Biodiversity; it's not just for rainforests...
HG
I think ethanol should only be used as filler for gasoline when corn is in surplus, and thus cheap enough to be mixed in with the oil. It's not greener than gasoline when corn is being used as a replacement. It's just better to use the corn for fuel when it's not better suited to something else, since letting corn rot releases methane, and methane is worse for the atmosphere than CO2 released from burned ethanol.
Corn Ethanol isn't a great idea... unless you're a corn farmer in which case you'll be loving those subsidies.
@ Garrett - I am fairly certain the University of Texas at Austin is not located in Brooklyn.
Everything produced uses some water to make it. Plastics, chemicals, food, machinery, steel products, etc. The water argument is irrelevant. If you count all the water used to irrigate fields to grow crops, then that usage should be argued for all uses of the crop. If you use the crop to make corn flakes or bread then it takes 1700 gallons of water to make them. ("Pimentel" from Cornell - you have to take into account the rain that falls) But if you take if from the production side then it is a different look. Gasoline takes about 66 gallons of water to make a gallon of gas. Ethanol uses about three. You don't have to trust me. Look it up.
As for subsidies: There are two basic ethanol subsidies that are available in producing ethanol. There is a blenders credit of $.51 cents per gallon. This is available to whomever blends the ethanol with gas to make it available to market. Most times it is the distributor or oil company that gets this. Not the farmer or ethanol producer. The second is a small ethanol producer credit which is available only on the first 15 million gallons of ethanol a company produces up to $1.5 million. This goes away when the plant exceeds 60 million gallons of production. A lot of plants make more then this.
Corn farmers are caught in the middle. They still need to plant the corn, grow it and harvest it.

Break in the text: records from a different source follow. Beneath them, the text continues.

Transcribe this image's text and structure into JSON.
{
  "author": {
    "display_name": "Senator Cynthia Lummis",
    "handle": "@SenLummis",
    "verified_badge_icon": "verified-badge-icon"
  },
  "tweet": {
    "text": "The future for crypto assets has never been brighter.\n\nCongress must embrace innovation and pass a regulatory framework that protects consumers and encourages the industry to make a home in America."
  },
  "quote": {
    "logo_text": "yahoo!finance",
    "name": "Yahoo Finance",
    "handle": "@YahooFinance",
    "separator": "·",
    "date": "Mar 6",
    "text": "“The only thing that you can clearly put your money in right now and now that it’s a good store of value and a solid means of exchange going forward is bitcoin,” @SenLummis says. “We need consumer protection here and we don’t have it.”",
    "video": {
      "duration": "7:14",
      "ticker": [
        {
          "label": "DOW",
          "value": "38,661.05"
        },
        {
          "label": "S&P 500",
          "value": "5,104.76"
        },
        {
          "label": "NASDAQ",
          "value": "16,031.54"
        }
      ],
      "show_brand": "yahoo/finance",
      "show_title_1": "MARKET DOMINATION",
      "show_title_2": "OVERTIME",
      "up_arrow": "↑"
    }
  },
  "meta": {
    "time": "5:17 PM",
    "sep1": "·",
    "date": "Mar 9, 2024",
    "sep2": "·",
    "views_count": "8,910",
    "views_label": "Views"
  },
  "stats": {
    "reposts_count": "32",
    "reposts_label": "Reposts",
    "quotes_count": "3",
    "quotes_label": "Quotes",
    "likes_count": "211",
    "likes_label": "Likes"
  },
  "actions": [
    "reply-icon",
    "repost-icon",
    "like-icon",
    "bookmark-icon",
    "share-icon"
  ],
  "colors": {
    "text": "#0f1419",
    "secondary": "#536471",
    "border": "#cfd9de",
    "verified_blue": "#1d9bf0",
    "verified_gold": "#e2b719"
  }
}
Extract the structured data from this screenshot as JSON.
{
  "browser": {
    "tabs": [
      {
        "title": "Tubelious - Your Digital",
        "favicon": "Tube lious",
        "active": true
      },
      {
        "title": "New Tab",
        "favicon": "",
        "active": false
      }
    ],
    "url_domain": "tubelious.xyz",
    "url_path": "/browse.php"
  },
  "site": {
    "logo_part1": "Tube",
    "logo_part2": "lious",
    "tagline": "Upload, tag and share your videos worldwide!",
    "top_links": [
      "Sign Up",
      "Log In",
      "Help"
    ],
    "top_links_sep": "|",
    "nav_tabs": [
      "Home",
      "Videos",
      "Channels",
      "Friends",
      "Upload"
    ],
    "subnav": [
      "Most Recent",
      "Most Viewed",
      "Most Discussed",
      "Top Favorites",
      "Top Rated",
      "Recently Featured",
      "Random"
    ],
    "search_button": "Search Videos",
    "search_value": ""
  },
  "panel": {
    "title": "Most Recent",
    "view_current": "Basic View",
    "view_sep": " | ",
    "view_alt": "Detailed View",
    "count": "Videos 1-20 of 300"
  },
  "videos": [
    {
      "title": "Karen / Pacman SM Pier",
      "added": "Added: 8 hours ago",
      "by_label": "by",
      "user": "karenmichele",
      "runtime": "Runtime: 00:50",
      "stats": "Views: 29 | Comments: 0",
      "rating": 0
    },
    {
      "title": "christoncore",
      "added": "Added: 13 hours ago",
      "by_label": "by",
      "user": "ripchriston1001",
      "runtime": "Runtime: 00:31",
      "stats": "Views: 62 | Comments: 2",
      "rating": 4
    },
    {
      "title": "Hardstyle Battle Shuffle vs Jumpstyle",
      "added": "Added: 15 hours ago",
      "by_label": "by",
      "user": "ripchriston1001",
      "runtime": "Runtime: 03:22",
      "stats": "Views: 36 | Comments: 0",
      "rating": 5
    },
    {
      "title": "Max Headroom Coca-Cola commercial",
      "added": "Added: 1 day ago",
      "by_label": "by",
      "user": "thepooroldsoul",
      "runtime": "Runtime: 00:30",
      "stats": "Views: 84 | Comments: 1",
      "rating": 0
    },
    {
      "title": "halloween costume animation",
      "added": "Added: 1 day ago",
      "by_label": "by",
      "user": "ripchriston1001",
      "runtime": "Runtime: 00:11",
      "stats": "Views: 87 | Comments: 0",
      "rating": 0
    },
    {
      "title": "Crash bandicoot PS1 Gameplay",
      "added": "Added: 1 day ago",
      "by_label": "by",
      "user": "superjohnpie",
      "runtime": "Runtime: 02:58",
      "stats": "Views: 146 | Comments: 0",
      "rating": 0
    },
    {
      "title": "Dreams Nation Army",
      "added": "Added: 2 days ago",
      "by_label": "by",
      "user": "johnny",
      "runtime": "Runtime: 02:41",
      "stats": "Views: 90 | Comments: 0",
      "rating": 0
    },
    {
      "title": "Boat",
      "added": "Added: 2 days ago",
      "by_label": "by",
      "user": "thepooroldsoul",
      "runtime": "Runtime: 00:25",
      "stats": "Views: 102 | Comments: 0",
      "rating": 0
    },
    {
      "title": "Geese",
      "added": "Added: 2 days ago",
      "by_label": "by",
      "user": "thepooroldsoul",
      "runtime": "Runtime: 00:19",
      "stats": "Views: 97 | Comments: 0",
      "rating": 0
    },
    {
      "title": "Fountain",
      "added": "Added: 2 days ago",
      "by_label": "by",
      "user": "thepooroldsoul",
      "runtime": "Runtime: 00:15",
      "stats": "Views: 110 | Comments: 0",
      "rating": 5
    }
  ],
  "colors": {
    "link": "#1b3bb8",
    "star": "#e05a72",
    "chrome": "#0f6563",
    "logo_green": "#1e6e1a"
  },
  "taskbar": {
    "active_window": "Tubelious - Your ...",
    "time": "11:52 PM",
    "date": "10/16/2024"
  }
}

Regardless of how much diesel, fertilizer or equipment costs. Regardless of how much rain falls or how early winter comes.
If you read the research report, you learn the TRUTH about this issue:
"Ethanol processed from corn grain from non-irrigated fields results in water consumption and withdrawal intensities of 0.15-0.35 gal H2O/mile and 0.33-0.56 gal H2O/mile,"
Considering a vast majority of corn in this country is produced by non-irrigated corn, a vast majority of ethanol fits into that picture.
Most of the new ethanol plants also use less water than estimated in the study.
So yes, the headline of this post is designed to draw attention and mislead, and the text in the post isn't much better.
@ Tim:
Corn farmers don't get subsidies for ethanol production. Fuel blenders do (the oil companies). In fact, if corn prices were $2 again, farmers would be receiving subsidies from the government to offset the low prices. Not sure which is worse, but I'd rather see higher corn prices and a strong rural economy even if fuel blenders get a subsidy to help them build infrastructure to support current renewable fuels - and those coming down the pipe.
This data is deceiving.
Unless the water is PERMANENTLY TOXIFIED, like the tailings ponds at the Alberta tar sands, it is not consumed. It is just part of the water cycle.
This is like saying that because organisms use x amount of oxygen per day, we will soon suffocate from the disappearance of atmospheric oxygen.